Lei non ne sembrò offesa. “Siamo tutte orfane delle nostre famiglie. Alcune di noi sono native del Dabar, altre sono vedove di profughi, altre ancora vittime di stupri etnici… Alla fine, abbiamo semplicemente deciso di smettere di essere le vittime della storia. Guideremo la rivoluzione, e costruiremo una vera democrazia, dove insieme ai diritti più elementari del popolo ci sarà quello nostro di non essere soggiogate ad alcuna regola patriarcale.” Non era semplicemente un discorso di propaganda. Ne era convinta, e lui era sicuro che non si sarebbe fermata se non da morta… “Quindi, hai bisogno di noi per consolidare la tua futura poltrona presidenziale?”

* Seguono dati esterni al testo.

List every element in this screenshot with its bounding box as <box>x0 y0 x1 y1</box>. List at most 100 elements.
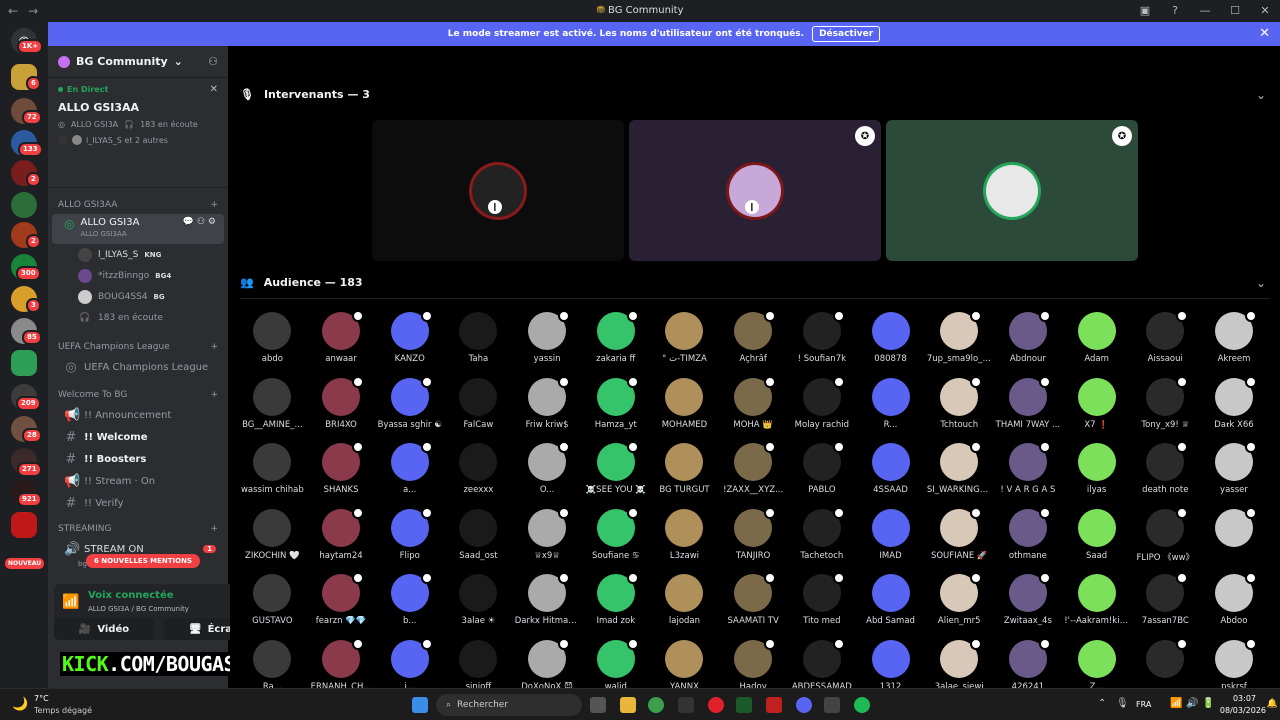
audience-member[interactable]: Tony_x9! ♕ <box>1131 374 1200 440</box>
chevron-down-icon[interactable]: ⌄ <box>1256 276 1266 290</box>
battery-icon[interactable]: 🔋 <box>1202 698 1214 709</box>
stage-channel-ucl[interactable]: ◎ UEFA Champions League <box>52 356 224 378</box>
audience-member[interactable]: yassin <box>513 308 582 374</box>
chevron-down-icon[interactable]: ⌄ <box>1256 88 1266 102</box>
audience-member[interactable]: death note <box>1131 439 1200 505</box>
wifi-icon[interactable]: 📶 <box>1170 698 1182 709</box>
windows-start-icon[interactable] <box>412 697 428 713</box>
audience-member[interactable]: Alien_mr5 <box>925 570 994 636</box>
audience-member[interactable]: wassim chihab <box>238 439 307 505</box>
audience-member[interactable]: Abdoo <box>1200 570 1269 636</box>
audience-member[interactable]: MOHA 👑 <box>719 374 788 440</box>
close-icon[interactable]: ✕ <box>1259 26 1270 41</box>
audience-member[interactable]: 3alae ☀ <box>444 570 513 636</box>
audience-member[interactable]: haytam24 <box>307 505 376 571</box>
discord-icon[interactable] <box>796 697 812 713</box>
search-box[interactable]: ⌕ Rechercher <box>436 694 582 716</box>
audience-member[interactable]: Taha <box>444 308 513 374</box>
maximize-button[interactable]: ☐ <box>1220 0 1250 22</box>
audience-member[interactable]: BRI4XO <box>307 374 376 440</box>
audience-member[interactable]: Flipo <box>375 505 444 571</box>
audience-member[interactable]: Darkx Hitman 4 <box>513 570 581 636</box>
audience-member[interactable]: SHANKS <box>307 439 376 505</box>
audience-member[interactable]: Byassa sghir ☯ <box>375 374 444 440</box>
notification-icon[interactable]: 🔔 <box>1267 699 1278 709</box>
language[interactable]: FRA <box>1136 700 1151 709</box>
audience-member[interactable]: 4SSAAD <box>856 439 925 505</box>
audience-member[interactable]: O... <box>513 439 582 505</box>
category-ucl[interactable]: UEFA Champions League + <box>48 338 228 356</box>
voice-user[interactable]: l_ILYAS_S KNG <box>48 244 228 265</box>
category-streaming[interactable]: STREAMING + <box>48 520 228 538</box>
disable-streamer-button[interactable]: Désactiver <box>812 26 881 42</box>
add-channel-icon[interactable]: + <box>210 390 218 400</box>
audience-member[interactable]: zeexxx <box>444 439 513 505</box>
audience-member[interactable]: Saad_ost <box>444 505 513 571</box>
audience-member[interactable]: Molay rachid <box>788 374 857 440</box>
mic-icon[interactable]: 🎙 <box>1116 698 1129 709</box>
new-mentions-pill[interactable]: 6 NOUVELLES MENTIONS <box>86 554 201 568</box>
audience-member[interactable]: Imad zok <box>581 570 650 636</box>
video-button[interactable]: 🎥 Vidéo <box>54 618 154 640</box>
audience-member[interactable]: b... <box>375 570 444 636</box>
audience-member[interactable]: Friw kriw$ <box>513 374 582 440</box>
audience-member[interactable]: Zwitaax_4s <box>994 570 1063 636</box>
audience-member[interactable]: Tachetoch <box>788 505 857 571</box>
audience-member[interactable]: a... <box>375 439 444 505</box>
category-welcome[interactable]: Welcome To BG + <box>48 386 228 404</box>
server-icon[interactable] <box>11 350 37 376</box>
add-channel-icon[interactable]: + <box>210 200 218 210</box>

“Quello lo farà la ricchezza che produrranno i mezzi donati da Thran.” Gli mise una mano sulla spalla. “Non ti mentirò: una volta rovesciato il despota, la prossima fase sarà tenere a bada gli americani, gestire i profughi, rimuovere se non eliminare i corrotti. Sarà una cosa sanguinosa. Voi Campioni pensate di essere pronti? Puoi parlare per i tuoi compagni? Perché se fra di voi ci sono simili perplessità da dovere abbandonare la lotta, è meglio saperlo adesso, e i Leoni Neri proseguiranno da soli per la loro strada.”

Equinox pensò solo, E ora che le dico?